— Доброе утро, сын мой, — улыбнулась она, протягивая ему руку и одновременно склоняя голову в приветственном поклоне. Луи принял кивок (за шесть месяцев в Монлери Бланка все же смогла обучить его основам нового этикета, которому теперь они должны были следовать при посторонних), после чего уже с чисто сыновней покорностью приложил запястье матери к губам. Бланка смотрела на его белокурую голову, склонившуюся над ее рукой, и думала о том, как он вытянулся за эти полгода. И как оброс — ему не мешает подровнять волосы до того, как они двинутся в Париж. Она отметила это мысленно как дело, не терпящее отлагательств.
Луи выпрямился и снова посмотрел по сторонам, задержав взгляд на Тибо, державшем в опущенной руке листки исчерканного пергамента. Светлые брови короля Франции слегка нахмурились, сходясь к по-детски гладкой переносице.
— Доброе утро, господа. Чем вы тут занимаетесь? Мне показалось, я слышал…

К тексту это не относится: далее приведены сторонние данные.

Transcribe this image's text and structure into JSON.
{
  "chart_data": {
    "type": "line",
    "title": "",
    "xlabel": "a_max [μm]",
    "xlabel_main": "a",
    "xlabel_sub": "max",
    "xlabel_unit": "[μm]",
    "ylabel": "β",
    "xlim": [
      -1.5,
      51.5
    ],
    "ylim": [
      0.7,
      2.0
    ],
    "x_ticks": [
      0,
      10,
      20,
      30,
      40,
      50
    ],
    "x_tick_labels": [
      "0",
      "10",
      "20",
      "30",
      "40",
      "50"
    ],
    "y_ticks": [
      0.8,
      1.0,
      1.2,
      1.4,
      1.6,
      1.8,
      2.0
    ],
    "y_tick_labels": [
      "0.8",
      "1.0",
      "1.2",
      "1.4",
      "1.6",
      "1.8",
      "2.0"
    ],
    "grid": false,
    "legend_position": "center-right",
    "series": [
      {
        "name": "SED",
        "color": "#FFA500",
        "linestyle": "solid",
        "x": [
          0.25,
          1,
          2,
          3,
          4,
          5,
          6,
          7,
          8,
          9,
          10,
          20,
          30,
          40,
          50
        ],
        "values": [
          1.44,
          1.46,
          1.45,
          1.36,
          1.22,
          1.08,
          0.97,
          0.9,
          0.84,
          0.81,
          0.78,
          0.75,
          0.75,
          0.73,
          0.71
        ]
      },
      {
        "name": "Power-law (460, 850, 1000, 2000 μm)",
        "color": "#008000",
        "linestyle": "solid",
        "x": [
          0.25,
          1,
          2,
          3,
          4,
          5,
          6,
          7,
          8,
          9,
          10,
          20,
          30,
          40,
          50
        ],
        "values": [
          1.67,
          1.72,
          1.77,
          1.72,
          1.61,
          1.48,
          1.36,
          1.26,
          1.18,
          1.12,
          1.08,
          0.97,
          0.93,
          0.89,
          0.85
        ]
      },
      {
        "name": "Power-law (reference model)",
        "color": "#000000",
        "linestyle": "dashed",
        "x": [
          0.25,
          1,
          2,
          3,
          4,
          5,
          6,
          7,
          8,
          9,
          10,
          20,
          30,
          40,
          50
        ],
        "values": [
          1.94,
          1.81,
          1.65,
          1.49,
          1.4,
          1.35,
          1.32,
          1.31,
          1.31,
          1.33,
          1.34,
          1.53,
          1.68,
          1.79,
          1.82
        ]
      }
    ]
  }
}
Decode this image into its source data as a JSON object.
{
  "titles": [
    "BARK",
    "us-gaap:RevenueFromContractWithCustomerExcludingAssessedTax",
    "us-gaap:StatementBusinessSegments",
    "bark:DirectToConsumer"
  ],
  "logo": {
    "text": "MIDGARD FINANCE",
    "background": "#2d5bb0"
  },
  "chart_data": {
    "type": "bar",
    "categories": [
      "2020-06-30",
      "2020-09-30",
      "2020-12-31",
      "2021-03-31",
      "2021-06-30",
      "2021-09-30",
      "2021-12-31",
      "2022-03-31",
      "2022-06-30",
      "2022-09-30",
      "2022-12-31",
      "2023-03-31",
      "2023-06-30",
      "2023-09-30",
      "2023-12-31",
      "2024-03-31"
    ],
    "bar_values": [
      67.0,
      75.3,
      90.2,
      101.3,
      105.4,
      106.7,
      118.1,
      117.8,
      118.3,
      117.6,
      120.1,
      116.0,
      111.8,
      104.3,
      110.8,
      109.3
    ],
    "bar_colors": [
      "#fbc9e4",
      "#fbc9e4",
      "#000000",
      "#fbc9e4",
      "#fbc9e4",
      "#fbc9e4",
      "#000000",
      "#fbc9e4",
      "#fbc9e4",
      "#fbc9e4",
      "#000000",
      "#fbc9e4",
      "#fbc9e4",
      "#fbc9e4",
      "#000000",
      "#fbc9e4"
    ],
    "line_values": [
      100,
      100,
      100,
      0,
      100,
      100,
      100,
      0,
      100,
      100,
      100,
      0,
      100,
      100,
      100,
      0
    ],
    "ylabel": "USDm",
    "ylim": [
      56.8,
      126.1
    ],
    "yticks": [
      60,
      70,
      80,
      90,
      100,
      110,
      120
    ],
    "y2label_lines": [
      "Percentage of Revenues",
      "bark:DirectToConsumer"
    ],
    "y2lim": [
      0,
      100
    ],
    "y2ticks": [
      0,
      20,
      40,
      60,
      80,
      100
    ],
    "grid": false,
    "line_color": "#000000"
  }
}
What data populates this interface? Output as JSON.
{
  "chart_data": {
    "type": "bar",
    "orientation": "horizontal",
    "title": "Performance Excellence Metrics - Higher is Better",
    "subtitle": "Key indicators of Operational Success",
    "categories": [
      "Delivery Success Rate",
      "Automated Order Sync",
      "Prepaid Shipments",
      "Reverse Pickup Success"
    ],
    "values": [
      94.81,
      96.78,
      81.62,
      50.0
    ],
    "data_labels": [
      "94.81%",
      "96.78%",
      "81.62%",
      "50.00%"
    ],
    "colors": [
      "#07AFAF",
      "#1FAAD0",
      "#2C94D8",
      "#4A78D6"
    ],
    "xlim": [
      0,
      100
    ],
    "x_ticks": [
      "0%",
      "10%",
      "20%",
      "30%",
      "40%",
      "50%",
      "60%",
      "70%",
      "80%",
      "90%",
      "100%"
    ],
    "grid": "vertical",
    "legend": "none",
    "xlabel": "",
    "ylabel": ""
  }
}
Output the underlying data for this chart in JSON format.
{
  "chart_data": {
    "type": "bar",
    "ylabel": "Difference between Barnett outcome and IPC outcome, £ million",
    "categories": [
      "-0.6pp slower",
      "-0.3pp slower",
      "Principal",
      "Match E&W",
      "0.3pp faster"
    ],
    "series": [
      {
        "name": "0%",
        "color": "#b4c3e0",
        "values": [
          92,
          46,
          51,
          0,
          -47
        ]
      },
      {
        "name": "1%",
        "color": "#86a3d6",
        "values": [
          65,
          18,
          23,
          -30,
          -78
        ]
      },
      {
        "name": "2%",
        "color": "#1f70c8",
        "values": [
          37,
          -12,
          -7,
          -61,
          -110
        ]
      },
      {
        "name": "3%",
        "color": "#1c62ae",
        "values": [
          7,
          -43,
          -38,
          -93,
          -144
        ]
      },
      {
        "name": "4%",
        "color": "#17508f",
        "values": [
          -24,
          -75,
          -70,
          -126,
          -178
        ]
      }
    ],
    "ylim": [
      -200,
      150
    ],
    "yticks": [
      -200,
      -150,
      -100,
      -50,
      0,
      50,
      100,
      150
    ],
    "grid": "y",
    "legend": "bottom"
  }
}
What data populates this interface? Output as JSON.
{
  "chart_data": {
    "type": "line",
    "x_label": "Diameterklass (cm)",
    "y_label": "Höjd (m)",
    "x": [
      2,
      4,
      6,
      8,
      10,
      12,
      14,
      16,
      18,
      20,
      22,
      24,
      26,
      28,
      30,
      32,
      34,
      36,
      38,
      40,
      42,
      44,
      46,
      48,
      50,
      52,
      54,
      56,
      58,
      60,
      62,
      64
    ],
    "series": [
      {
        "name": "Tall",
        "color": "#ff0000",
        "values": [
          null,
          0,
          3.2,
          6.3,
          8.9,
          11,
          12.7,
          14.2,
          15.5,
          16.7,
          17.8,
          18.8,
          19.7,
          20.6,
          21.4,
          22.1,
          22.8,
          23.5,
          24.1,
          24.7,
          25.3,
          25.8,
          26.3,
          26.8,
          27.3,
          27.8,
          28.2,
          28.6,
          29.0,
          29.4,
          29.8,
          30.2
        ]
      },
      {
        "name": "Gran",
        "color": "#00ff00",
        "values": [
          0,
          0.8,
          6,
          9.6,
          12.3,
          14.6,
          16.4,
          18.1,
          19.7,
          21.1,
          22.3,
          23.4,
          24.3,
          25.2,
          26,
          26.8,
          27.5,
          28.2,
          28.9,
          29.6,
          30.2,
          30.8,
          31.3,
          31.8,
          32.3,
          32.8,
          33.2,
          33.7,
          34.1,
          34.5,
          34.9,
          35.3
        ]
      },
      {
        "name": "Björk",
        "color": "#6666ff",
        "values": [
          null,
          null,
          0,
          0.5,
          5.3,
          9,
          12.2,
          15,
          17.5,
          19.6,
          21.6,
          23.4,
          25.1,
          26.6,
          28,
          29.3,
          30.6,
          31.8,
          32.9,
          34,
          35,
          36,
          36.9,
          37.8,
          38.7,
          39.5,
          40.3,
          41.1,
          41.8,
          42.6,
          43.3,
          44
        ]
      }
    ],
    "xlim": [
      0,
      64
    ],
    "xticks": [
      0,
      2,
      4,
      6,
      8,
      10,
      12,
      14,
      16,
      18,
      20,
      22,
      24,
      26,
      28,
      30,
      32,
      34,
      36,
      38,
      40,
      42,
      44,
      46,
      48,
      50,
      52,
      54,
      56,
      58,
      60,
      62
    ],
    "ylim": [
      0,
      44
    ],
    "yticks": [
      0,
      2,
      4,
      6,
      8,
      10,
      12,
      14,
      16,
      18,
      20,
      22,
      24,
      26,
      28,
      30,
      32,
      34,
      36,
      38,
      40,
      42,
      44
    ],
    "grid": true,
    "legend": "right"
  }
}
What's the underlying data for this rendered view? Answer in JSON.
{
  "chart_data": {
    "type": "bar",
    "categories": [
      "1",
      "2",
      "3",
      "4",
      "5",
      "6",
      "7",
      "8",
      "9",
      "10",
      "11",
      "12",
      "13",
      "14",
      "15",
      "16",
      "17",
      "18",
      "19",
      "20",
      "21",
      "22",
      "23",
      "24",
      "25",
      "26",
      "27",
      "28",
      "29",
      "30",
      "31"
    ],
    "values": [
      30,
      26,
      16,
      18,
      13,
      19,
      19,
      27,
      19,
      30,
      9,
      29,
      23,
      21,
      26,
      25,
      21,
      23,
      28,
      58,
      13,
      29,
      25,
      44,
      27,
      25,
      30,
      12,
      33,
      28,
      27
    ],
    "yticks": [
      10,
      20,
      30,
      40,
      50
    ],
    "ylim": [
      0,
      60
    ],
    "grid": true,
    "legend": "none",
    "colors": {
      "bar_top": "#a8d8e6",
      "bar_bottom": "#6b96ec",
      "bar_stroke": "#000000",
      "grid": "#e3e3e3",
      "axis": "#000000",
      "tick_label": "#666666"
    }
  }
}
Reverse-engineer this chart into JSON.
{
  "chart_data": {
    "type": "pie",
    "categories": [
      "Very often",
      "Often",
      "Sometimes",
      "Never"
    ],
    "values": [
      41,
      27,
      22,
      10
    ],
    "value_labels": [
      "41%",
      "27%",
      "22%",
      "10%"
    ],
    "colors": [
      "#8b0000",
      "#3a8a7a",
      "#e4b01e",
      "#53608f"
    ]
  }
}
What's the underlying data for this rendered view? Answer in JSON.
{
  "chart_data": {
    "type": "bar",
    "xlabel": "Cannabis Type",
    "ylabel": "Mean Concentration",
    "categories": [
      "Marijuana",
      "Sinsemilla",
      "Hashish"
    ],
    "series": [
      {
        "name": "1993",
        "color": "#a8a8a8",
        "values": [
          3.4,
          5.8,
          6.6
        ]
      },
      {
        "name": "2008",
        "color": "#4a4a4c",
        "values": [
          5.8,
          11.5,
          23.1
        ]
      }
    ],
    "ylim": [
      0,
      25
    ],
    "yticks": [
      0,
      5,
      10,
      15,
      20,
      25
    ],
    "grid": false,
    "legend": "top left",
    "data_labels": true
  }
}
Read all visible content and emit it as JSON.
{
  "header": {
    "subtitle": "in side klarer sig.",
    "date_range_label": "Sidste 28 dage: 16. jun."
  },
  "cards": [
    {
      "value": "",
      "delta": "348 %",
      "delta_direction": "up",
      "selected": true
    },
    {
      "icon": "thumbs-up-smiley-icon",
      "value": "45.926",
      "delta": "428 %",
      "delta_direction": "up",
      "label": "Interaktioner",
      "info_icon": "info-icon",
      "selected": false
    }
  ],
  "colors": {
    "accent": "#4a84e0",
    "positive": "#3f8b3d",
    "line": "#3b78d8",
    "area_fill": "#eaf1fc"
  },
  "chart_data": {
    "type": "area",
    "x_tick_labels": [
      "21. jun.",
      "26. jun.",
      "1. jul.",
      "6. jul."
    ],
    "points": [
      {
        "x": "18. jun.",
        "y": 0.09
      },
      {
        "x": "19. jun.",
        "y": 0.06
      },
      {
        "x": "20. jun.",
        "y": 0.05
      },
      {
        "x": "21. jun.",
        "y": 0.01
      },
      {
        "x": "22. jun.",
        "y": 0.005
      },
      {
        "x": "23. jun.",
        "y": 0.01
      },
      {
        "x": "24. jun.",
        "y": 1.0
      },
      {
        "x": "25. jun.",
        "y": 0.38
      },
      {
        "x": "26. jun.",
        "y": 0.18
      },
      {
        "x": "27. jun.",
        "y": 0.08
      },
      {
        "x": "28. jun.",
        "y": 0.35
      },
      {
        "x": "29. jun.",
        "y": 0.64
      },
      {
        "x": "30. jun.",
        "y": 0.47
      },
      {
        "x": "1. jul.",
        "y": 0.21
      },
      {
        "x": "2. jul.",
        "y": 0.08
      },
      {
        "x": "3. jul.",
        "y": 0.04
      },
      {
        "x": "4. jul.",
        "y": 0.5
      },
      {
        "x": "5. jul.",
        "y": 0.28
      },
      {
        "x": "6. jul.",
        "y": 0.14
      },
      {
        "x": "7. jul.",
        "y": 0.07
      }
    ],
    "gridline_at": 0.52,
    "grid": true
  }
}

— Его милость граф Шампанский изволили почитать нам стишки, — простодушно отозвалась мадам де Шонсю. Она была почти ровесницей Бланки и годилась королю в матери, и, быть может, поэтому, а также из-за своей провинциальной неотесанности, позволяла себе перебивать его и бывала порой почти дерзка. Но Бланка знала, что это не от злобы и хитрости, а от простодушия. В тех условиях, в которых находилась ныне судьба короны и регентства, простодушие, даже доходящее до вульгарности, было воистину меньшим злом.
Но Людовику было тринадцать лет, потому он об этом не знал. Слова мадам де Шонсю заставили его нахмуриться еще сильнее.
— Стихи, вы говорите? Когда я вошел, мне послышалось, что мессир Тибо произнес имя нечистого… Что за стихи, матушка?
Он спрашивал очень просто, очень прямо и при этом с истинно королевской спокойной требовательностью, не допуская и мысли, что ему солгут или не ответят. Бланка не учила его этому и не знала, как относиться к тому, что подобная, истинно царственная манера проснулась в ее сыне будто бы сама собой, одновременно с тем, как он вступил в свой законный статус. Впрочем, в нем текла кровь Капетов — а это уже само по себе значило многое. В деде Людовика, Филиппе Августе, тоже было довольно врожденного величия, как и в супруге Бланке Луи Смелом — в последнем, впрочем, величие чаще приобретало форму сварливой спеси, особенно когда он прикладывался к бутылке. Бланка была рада, что ее венценосный сын почти не знал своего отца — и был первым из французских королей, успевшим застать в живых своего деда.
Бланка слегка вздрогнула, поняв, что Тибо что-то говорит, отвечая на вопрос, заданный ей. Она слишком задумалась, залюбовавшись своим сыном, — и теперь напряженно вслушалась в беспечную болтовню своего смелого, верного, романтичного, но, увы, не слишком далекого шампанского друга.